Depth information also helps managing occlusion, when one person is temporarily blocking the view of another. The distance information tells you directly which object is behind which object and based on distance it can be tracked again when it becomes visible”, clarified Peltola.
WiFi-enabled depth sensors
To add more data to the system, could you conceive depth sensing from a product’s perspective? For example, a product shelf or a booth could detect people getting close, reaching for a product?
“It’s bit early to define the exact functionalities for a commercial product, but we are investigating how to detect groups, group behaviour, front of the booth behaviour (e.g. reaching the shelf), predicting next point of interests, etc.” told us Peltola.
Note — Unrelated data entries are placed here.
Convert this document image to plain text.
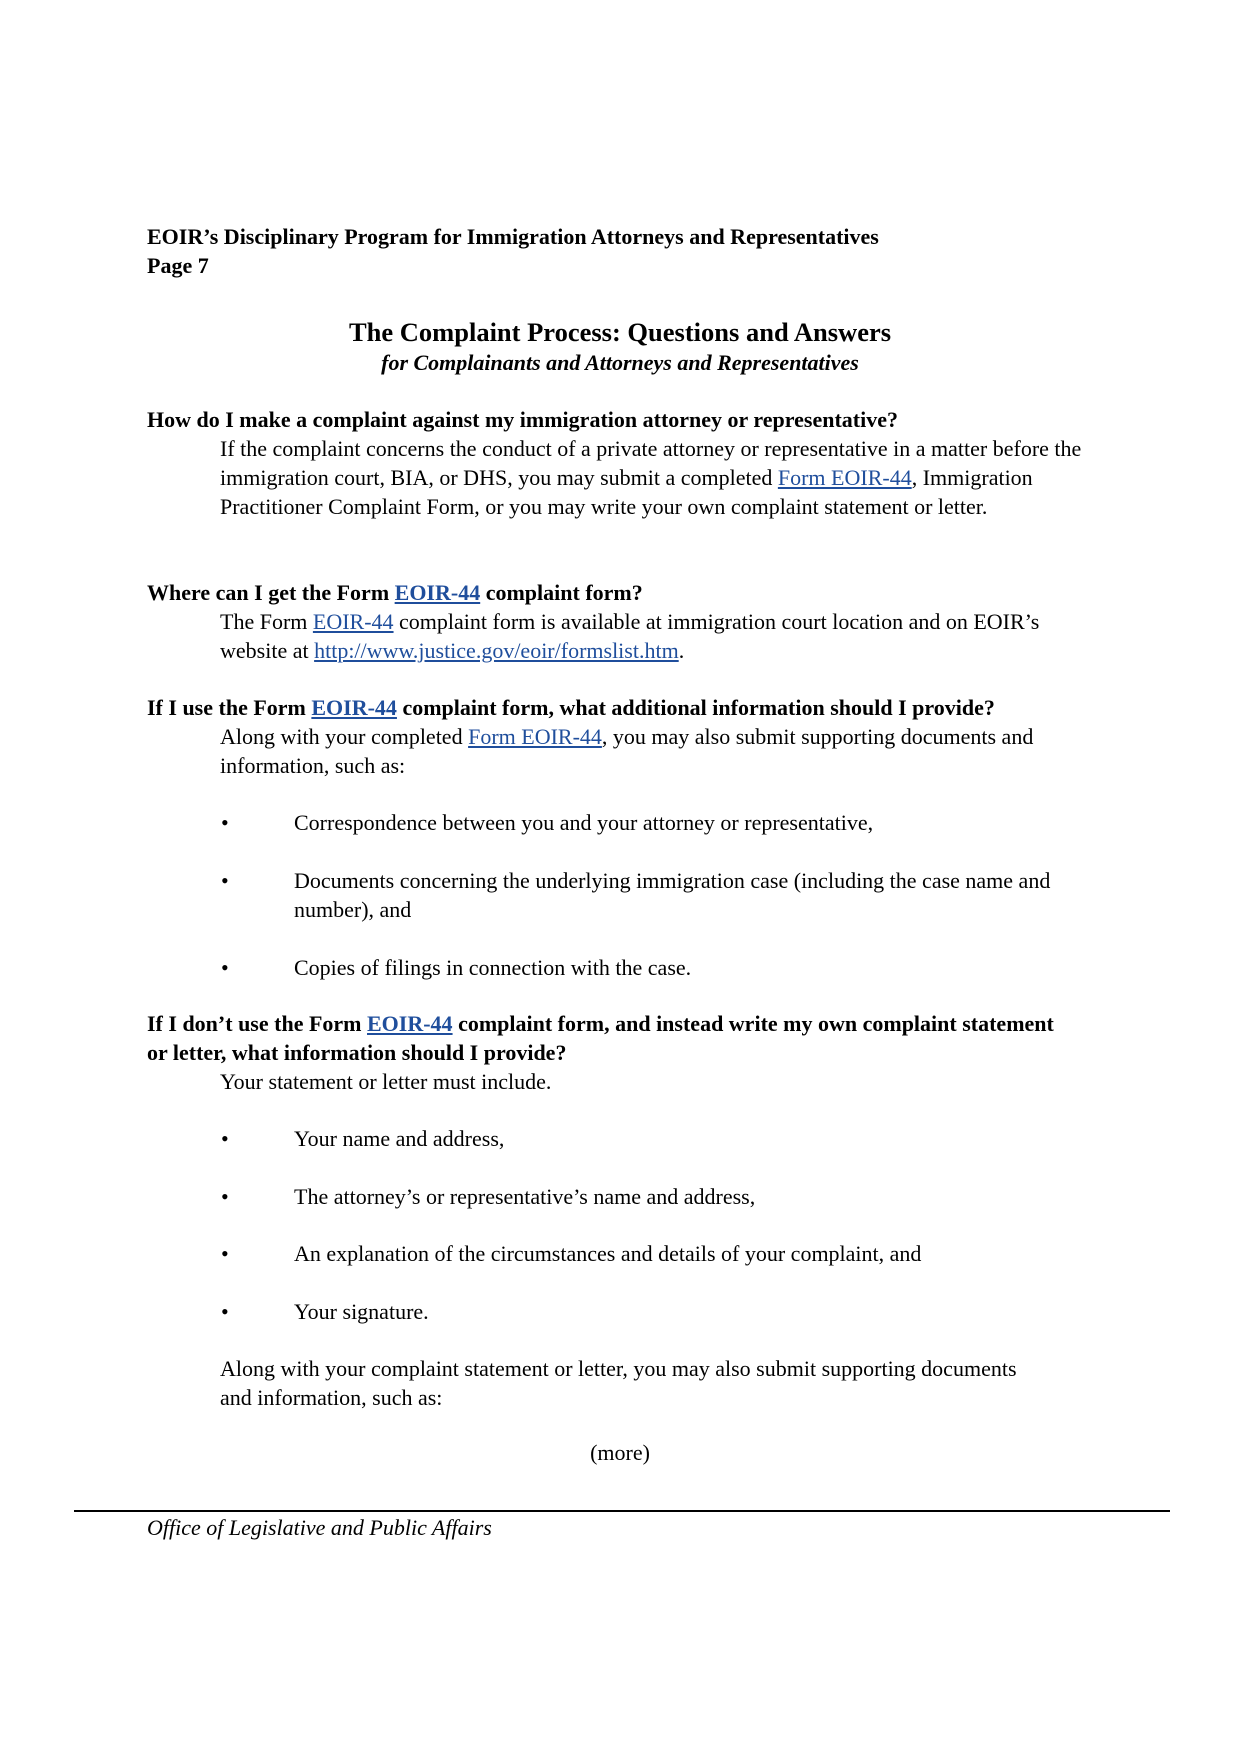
EOIR’s Disciplinary Program for Immigration Attorneys and Representatives
Page 7
The Complaint Process: Questions and Answers
for Complainants and Attorneys and Representatives
How do I make a complaint against my immigration attorney or representative?
If the complaint concerns the conduct of a private attorney or representative in a matter before the immigration court, BIA, or DHS, you may submit a completed Form EOIR-44, Immigration Practitioner Complaint Form, or you may write your own complaint statement or letter.
Where can I get the Form EOIR-44 complaint form?
The Form EOIR-44 complaint form is available at immigration court location and on EOIR’s website at http://www.justice.gov/eoir/formslist.htm.
If I use the Form EOIR-44 complaint form, what additional information should I provide?
Along with your completed Form EOIR-44, you may also submit supporting documents and information, such as:
•	Correspondence between you and your attorney or representative,
•	Documents concerning the underlying immigration case (including the case name and number), and
•	Copies of filings in connection with the case.
If I don’t use the Form EOIR-44 complaint form, and instead write my own complaint statement or letter, what information should I provide?
Your statement or letter must include.
•	Your name and address,
•	The attorney’s or representative’s name and address,
•	An explanation of the circumstances and details of your complaint, and
•	Your signature.
Along with your complaint statement or letter, you may also submit supporting documents and information, such as:
(more)
Office of Legislative and Public Affairs
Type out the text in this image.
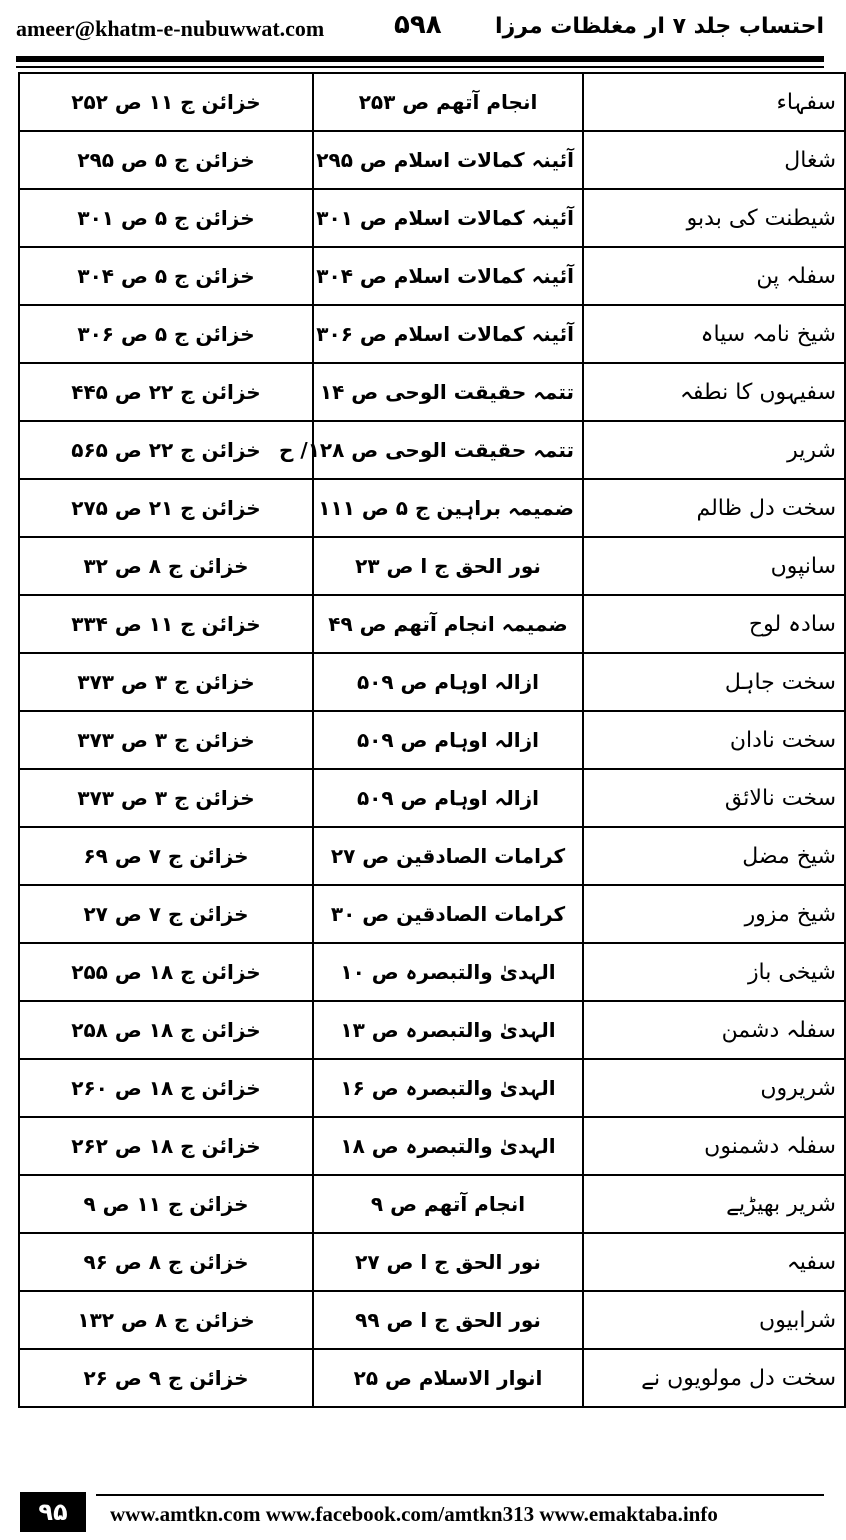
ameer@khatm-e-nubuwwat.com	۵۹۸ احتساب جلد ۷ ار مغلظات مرزا
سفہاء	انجام آتھم ص ۲۵۳	خزائن ج ۱۱ ص ۲۵۲
شغال	آئینہ کمالات اسلام ص ۲۹۵	خزائن ج ۵ ص ۲۹۵
شیطنت کی بدبو	آئینہ کمالات اسلام ص ۳۰۱	خزائن ج ۵ ص ۳۰۱
سفلہ پن	آئینہ کمالات اسلام ص ۳۰۴	خزائن ج ۵ ص ۳۰۴
شیخ نامہ سیاہ	آئینہ کمالات اسلام ص ۳۰۶	خزائن ج ۵ ص ۳۰۶
سفیہوں کا نطفہ	تتمہ حقیقت الوحی ص ۱۴	خزائن ج ۲۲ ص ۴۴۵
شریر	تتمہ حقیقت الوحی ص ۱۲۸/ ح	خزائن ج ۲۲ ص ۵۶۵
سخت دل ظالم	ضمیمہ براہین ج ۵ ص ۱۱۱	خزائن ج ۲۱ ص ۲۷۵
سانپوں	نور الحق ج ا ص ۲۳	خزائن ج ۸ ص ۳۲
سادہ لوح	ضمیمہ انجام آتھم ص ۴۹	خزائن ج ۱۱ ص ۳۳۴
سخت جاہل	ازالہ اوہام ص ۵۰۹	خزائن ج ۳ ص ۳۷۳
سخت نادان	ازالہ اوہام ص ۵۰۹	خزائن ج ۳ ص ۳۷۳
سخت نالائق	ازالہ اوہام ص ۵۰۹	خزائن ج ۳ ص ۳۷۳
شیخ مضل	کرامات الصادقین ص ۲۷	خزائن ج ۷ ص ۶۹
شیخ مزور	کرامات الصادقین ص ۳۰	خزائن ج ۷ ص ۲۷
شیخی باز	الہدیٰ والتبصرہ ص ۱۰	خزائن ج ۱۸ ص ۲۵۵
سفلہ دشمن	الہدیٰ والتبصرہ ص ۱۳	خزائن ج ۱۸ ص ۲۵۸
شریروں	الہدیٰ والتبصرہ ص ۱۶	خزائن ج ۱۸ ص ۲۶۰
سفلہ دشمنوں	الہدیٰ والتبصرہ ص ۱۸	خزائن ج ۱۸ ص ۲۶۲
شریر بھیڑیے	انجام آتھم ص ۹	خزائن ج ۱۱ ص ۹
سفیہ	نور الحق ج ا ص ۲۷	خزائن ج ۸ ص ۹۶
شرابیوں	نور الحق ج ا ص ۹۹	خزائن ج ۸ ص ۱۳۲
سخت دل مولویوں نے	انوار الاسلام ص ۲۵	خزائن ج ۹ ص ۲۶
۹۵	www.amtkn.com www.facebook.com/amtkn313 www.emaktaba.info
In fact VTT has another paper in the making, “Predicting Consumers’ Locations in Dynamic Environments via 3D Sensor-Based Tracking”, to present the technology at the 8th International Conference on Next Generation Mobile Apps, Services and Technologies.
With this knowhow, the Finnish research center is investigating the possibility to spin-off a company that would commercialize low-cost WiFi-enabled depth-sensing nodes.
“In current pilots we are already using ARM Cortex A9 based small/cheap computers, so it is just housing the sensor to the same package”, added Peltola.
Pilots of the tracking system will run this summer and autumn at Shalkwijk Shopping Centre in Haarlem in the Netherlands, and with Procter & Gamble in Brussels, and in the city of Rovaniemi in Finland.